I didn't know. "But nothing unusual?"
"Not at first glance. Just the signs. I thought those were unusual, that's why I called."
Although I didn't believe what I was about to say, I said, "They could just be a preadolescent boy putting up a 'No trespassing' sign."
"Doesn't feel that way. I'll get a picture of the door to show you. This is something."
While I was considering the discovery, I said, "Is there someplace in the house where somebody could have made a bomb, Sam?"

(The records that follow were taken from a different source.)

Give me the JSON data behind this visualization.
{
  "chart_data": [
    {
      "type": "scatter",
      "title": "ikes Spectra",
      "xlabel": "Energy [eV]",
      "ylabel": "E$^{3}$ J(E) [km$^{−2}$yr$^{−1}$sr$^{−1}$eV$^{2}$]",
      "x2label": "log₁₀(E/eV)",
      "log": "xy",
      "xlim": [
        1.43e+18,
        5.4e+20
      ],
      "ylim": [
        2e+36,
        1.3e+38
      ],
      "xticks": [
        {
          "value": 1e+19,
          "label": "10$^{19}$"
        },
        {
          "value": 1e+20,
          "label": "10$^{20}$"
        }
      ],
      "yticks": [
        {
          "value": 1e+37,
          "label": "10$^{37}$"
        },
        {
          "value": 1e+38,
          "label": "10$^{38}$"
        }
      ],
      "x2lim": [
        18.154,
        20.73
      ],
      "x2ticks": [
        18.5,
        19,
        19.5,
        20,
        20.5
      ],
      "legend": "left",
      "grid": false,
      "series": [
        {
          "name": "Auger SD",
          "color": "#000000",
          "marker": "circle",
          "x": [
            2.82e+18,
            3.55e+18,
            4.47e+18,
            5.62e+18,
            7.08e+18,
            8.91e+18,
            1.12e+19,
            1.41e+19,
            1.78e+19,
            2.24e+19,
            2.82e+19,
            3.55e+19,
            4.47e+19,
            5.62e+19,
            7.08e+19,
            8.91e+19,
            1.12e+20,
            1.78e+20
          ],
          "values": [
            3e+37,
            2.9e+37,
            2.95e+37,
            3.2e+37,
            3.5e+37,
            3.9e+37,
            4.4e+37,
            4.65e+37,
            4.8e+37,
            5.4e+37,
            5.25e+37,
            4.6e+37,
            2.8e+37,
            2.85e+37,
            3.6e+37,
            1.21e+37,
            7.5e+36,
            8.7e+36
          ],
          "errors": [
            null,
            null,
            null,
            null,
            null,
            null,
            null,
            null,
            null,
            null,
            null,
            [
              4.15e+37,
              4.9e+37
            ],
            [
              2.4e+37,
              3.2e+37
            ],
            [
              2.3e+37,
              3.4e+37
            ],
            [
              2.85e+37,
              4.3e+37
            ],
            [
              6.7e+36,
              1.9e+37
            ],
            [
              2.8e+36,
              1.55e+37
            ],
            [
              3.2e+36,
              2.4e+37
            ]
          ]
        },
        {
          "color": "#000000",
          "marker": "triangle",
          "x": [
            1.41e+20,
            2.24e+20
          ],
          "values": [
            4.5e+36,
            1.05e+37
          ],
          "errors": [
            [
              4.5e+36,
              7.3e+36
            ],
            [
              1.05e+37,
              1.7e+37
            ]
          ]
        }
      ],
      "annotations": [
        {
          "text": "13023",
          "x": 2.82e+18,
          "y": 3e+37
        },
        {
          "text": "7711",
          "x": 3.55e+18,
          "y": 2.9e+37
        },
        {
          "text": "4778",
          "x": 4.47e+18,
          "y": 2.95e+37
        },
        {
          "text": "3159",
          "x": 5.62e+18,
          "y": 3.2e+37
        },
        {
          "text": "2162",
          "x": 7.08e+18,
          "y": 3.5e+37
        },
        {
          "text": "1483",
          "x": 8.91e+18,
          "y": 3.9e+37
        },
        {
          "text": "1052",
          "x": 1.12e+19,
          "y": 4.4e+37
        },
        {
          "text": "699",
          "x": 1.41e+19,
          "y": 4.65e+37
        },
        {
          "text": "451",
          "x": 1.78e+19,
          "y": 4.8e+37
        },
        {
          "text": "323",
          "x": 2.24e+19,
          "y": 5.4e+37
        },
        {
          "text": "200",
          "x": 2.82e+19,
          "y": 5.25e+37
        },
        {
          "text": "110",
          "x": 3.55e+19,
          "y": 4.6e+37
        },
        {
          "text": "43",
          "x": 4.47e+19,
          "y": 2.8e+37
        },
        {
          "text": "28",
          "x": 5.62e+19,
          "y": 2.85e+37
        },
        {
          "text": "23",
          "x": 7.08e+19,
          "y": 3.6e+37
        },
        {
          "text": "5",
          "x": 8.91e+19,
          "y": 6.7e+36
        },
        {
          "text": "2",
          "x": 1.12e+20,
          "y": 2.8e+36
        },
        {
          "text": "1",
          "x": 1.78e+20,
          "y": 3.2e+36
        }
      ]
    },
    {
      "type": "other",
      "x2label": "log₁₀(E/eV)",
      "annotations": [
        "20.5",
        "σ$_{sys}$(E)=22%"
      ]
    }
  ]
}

"Not at first glance. There's no obvious workshop and we haven't identified any explosives. We'll swab for residue, but I'm betting that we'll come up with jack."
"Then what?"
"Everybody's looking for Ramp. That's where the money is. We're hoping to find an address or phone number here. Other than pointing us toward the Internet and to his grandparents' ranch, you don't know where to send us to find him, right? No recovered memories since this afternoon?"
The "recovered memories" comment was another dig.
"Has anyone talked to Marin, Sam? Is she awake? Maybe she knows something about Ramp."
"Scott Malloy's standing by over at the hospital to talk to her the moment she's able."
"How bad are her injuries?"
"To quote one of the docs, the wounds are uglier than they are serious. Her mom absorbed most of the blast. They think Marin will be fine-if her luck is bad she may lose use of an eye."
"Poor kid."
"Poor kid was mixed up with somebody who made bombs. For all we know right now, she was helping him."